First Female Only Managed Mosque in Bradford

A mosque that will be open to all – men, women, children and worshippers of all sects, including Sunni and Shia. Prayers will be led by a male imam, yet the governance of the mosque will be run by women, in the first of its kind in Britain.

Bana Gora: ‘The alienation that women feel has profound consequences for younger generations.’ Photograph: Paul Macnamara/Guzelian
Bana Gora: ‘The alienation that women feel has profound consequences for younger generations.’ Photograph: Paul Macnamara/Guzelian

Gora co-founder and chief executive of the MWC, said: “When I was growing up across the Bradford district, there was never a practice of sisters going to the mosque. We prayed at the house. But why couldn’t we go to the mosque on a Friday with our brother and father?” Gora said. “We were told because it’s not the done thing. Women don’t go to the mosque. Well, actually, at the time of the prophet, women did, and they had the same access as men.”

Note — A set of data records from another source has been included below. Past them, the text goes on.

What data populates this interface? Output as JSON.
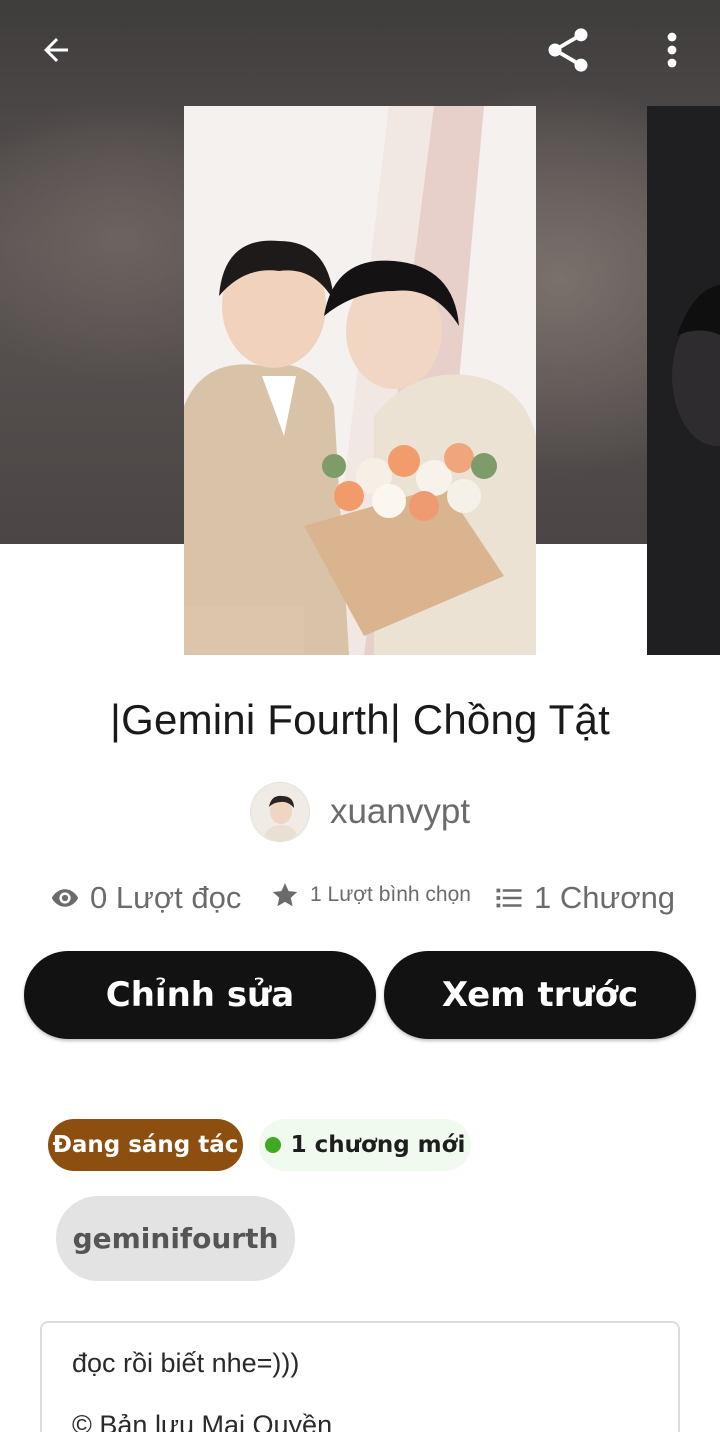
{
  "header": {
    "back_icon": "arrow-left-icon",
    "share_icon": "share-icon",
    "more_icon": "more-vertical-icon"
  },
  "story": {
    "title": "|Gemini Fourth| Chồng Tật",
    "author": "xuanvypt"
  },
  "stats": {
    "reads": "0 Lượt đọc",
    "votes": "1 Lượt bình chọn",
    "parts": "1 Chương"
  },
  "actions": {
    "edit_label": "Chỉnh sửa",
    "preview_label": "Xem trước"
  },
  "tags": {
    "status": "Đang sáng tác",
    "new_parts": "1 chương mới",
    "chip": "geminifourth"
  },
  "description": {
    "line1": "đọc rồi biết nhe=)))",
    "line2": "© Bản lưu Mai Quyền"
  },
  "colors": {
    "button_bg": "#121212",
    "status_tag_bg": "#8c4f10",
    "new_dot": "#3faa21"
  }
}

Consultations for the new mosque began in June and are now at their second stage. The women’s group are seeking planning permission and looking at possible plots of land. Gora said she has been in talks with international architects, and that the building itself will not have minarets or domes. The community group, who also run weekly curry circles to distribute food to the homeless, said they will have a blueprint and funding strategy by September. They hope for the mosque to be ready within three years.

There are around 100 mosques in Bradford, where a quarter of the population identify as Muslim. However, according to a local audit of mosques carried out by Gora’s team, female worshippers often felt isolated from the space and cut off from the services offered by mosques.